I would ask that conservatives choose between their competing demands — the law, or politics? — but I think their resolution of the matter is pretty clear.



  1. Could the better alternative bases (I’m assuming you mean the ones in Blackmun’s Casey dissent) really have been articulated at the time Roe was decided and gotten a majority? I did not know or suspect that.

  2. “…the tea party “


    1. You would be right if this were NY-26, where Davis actually ran on the Tea Party line!

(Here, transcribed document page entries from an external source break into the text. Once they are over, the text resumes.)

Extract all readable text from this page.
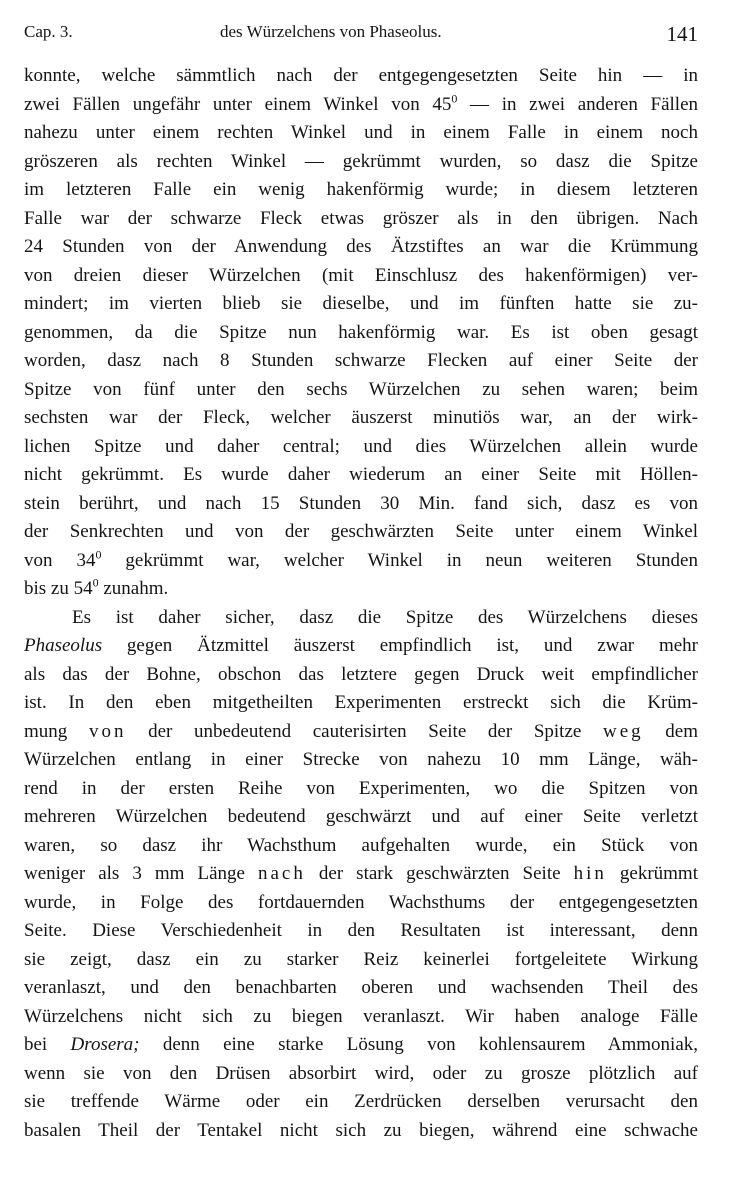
Cap. 3.	des Würzelchens von Phaseolus.	141
konnte, welche sämmtlich nach der entgegengesetzten Seite hin — in
zwei Fällen ungefähr unter einem Winkel von $45^0$ — in zwei anderen Fällen
nahezu unter einem rechten Winkel und in einem Falle in einem noch
gröszeren als rechten Winkel — gekrümmt wurden, so dasz die Spitze
im letzteren Falle ein wenig hakenförmig wurde; in diesem letzteren
Falle war der schwarze Fleck etwas gröszer als in den übrigen. Nach
24 Stunden von der Anwendung des Ätzstiftes an war die Krümmung
von dreien dieser Würzelchen (mit Einschlusz des hakenförmigen) ver-
mindert; im vierten blieb sie dieselbe, und im fünften hatte sie zu-
genommen, da die Spitze nun hakenförmig war. Es ist oben gesagt
worden, dasz nach 8 Stunden schwarze Flecken auf einer Seite der
Spitze von fünf unter den sechs Würzelchen zu sehen waren; beim
sechsten war der Fleck, welcher äuszerst minutiös war, an der wirk-
lichen Spitze und daher central; und dies Würzelchen allein wurde
nicht gekrümmt. Es wurde daher wiederum an einer Seite mit Höllen-
stein berührt, und nach 15 Stunden 30 Min. fand sich, dasz es von
der Senkrechten und von der geschwärzten Seite unter einem Winkel
von $34^0$ gekrümmt war, welcher Winkel in neun weiteren Stunden
bis zu $54^0$ zunahm.
Es ist daher sicher, dasz die Spitze des Würzelchens dieses
Phaseolus gegen Ätzmittel äuszerst empfindlich ist, und zwar mehr
als das der Bohne, obschon das letztere gegen Druck weit empfindlicher
ist. In den eben mitgetheilten Experimenten erstreckt sich die Krüm-
mung von der unbedeutend cauterisirten Seite der Spitze weg dem
Würzelchen entlang in einer Strecke von nahezu 10 mm Länge, wäh-
rend in der ersten Reihe von Experimenten, wo die Spitzen von
mehreren Würzelchen bedeutend geschwärzt und auf einer Seite verletzt
waren, so dasz ihr Wachsthum aufgehalten wurde, ein Stück von
weniger als 3 mm Länge nach der stark geschwärzten Seite hin gekrümmt
wurde, in Folge des fortdauernden Wachsthums der entgegengesetzten
Seite. Diese Verschiedenheit in den Resultaten ist interessant, denn
sie zeigt, dasz ein zu starker Reiz keinerlei fortgeleitete Wirkung
veranlaszt, und den benachbarten oberen und wachsenden Theil des
Würzelchens nicht sich zu biegen veranlaszt. Wir haben analoge Fälle
bei Drosera; denn eine starke Lösung von kohlensaurem Ammoniak,
wenn sie von den Drüsen absorbirt wird, oder zu grosze plötzlich auf
sie treffende Wärme oder ein Zerdrücken derselben verursacht den
basalen Theil der Tentakel nicht sich zu biegen, während eine schwache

  3. Ah, that’s an interesting point. I do mean equal protection, which Blackmun’s partial concurrence does reference, but yeah, that doctrine may not have been teed up the first time Roe came down. Equal protection didn’t solidly apply to women until the early ’70s, if I remember right, which doesn’t leave much time for Roe. I’m guessing Blackmun could’ve gotten there mentally if he wanted to, but then that wouldn’t have been a very strong doctrinal basis. Good point.

    1. Yeah, early to mid 70s. I know intermediate scrutiny was in 75 or 76, but I think a few cases found equal protection violations before that just on rational basis. Kind of like when the NAACP won equal protection cases for not being equal back when separate-but-equal was the rule, I guess.

      Actually, though, I was thinking more of the “drafting women’s bodies”/liberty element of Blackmun’s double-partial in Casey when I wrote that reply, not the equal protection element. The drafting women’s bodies argument has always resonated more with me.